2. The open loop impulse as well as step responses of the system (inverted pendulum over cart) indicated that the system is inherently unstable (since it does not follow the bounded-input-bounded-output or BIBO criterion for stability) and that an external controller is necessary for achieving system stability, tracking and robustness.

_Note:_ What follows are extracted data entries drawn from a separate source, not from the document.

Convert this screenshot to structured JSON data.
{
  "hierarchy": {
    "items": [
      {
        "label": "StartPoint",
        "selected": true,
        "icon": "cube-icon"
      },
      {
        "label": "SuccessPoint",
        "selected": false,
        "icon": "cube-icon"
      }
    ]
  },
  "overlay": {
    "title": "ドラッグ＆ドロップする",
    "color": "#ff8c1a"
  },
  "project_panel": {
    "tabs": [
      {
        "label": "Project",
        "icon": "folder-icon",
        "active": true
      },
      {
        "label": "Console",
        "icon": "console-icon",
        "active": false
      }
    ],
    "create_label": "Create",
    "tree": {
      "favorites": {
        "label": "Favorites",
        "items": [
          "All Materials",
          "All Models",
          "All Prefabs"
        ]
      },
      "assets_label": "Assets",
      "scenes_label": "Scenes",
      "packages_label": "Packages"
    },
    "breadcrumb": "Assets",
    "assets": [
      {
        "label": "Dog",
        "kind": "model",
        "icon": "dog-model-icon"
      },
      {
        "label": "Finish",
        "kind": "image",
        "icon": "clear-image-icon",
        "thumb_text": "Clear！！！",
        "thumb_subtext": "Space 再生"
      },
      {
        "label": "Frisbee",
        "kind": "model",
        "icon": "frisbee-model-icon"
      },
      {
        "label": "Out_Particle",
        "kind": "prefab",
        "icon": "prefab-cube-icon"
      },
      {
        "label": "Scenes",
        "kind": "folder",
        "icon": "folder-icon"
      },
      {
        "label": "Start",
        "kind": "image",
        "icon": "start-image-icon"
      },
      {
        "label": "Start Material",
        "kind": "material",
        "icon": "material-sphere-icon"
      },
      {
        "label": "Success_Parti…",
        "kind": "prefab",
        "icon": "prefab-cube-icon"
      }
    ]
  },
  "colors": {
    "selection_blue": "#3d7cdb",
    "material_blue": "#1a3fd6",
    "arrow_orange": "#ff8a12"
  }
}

3. A simple PID controller was designed for making the system stable and the closed loop response of the system was analysed in order to check whether the BIBO criterion for stability was met. PID controller gains Kp, Ki and Kd were manipulated to get a stable system response. The final controller gains were noted to be 100, 1 and 20 for Kp, Ki and Kd respectively, for which the closed loop system response was bounded between 0 and 0.045 thereby satisfying the BIBO criterion for stability with minimal steady state error.

LAB SESSION SCREENSHOT

INFERENCE
This experiment gave a deeper understanding about modeling and simulation of dynamic systems using a case study of an inverted pendulum over cart, which is a typical mechatronics-based design approach. Moreover, implementation of a PID controller with closed loop system response analysis was also covered in this experiment which gave an idea about practical control system design problem and analysis of controlled behavior of a system. Furthermore, this experiment also helped familiarize with the world’s most widely used software product for the purpose – MATLAB.
From this experiment, it is evident that MATLAB is a very powerful tool when it comes to study and analysis of dynamic systems (both open and closed loop system behavior), such as an inverted pendulum over cart modeled and simulated in this exercise. It provides a range of built-in functions and toolboxes for rapid system analysis across multiple representation types (including transfer function as well as state space models). Furthermore, MATLAB is also very powerful software for control system design and offers multiple tools for fast and convenient testing.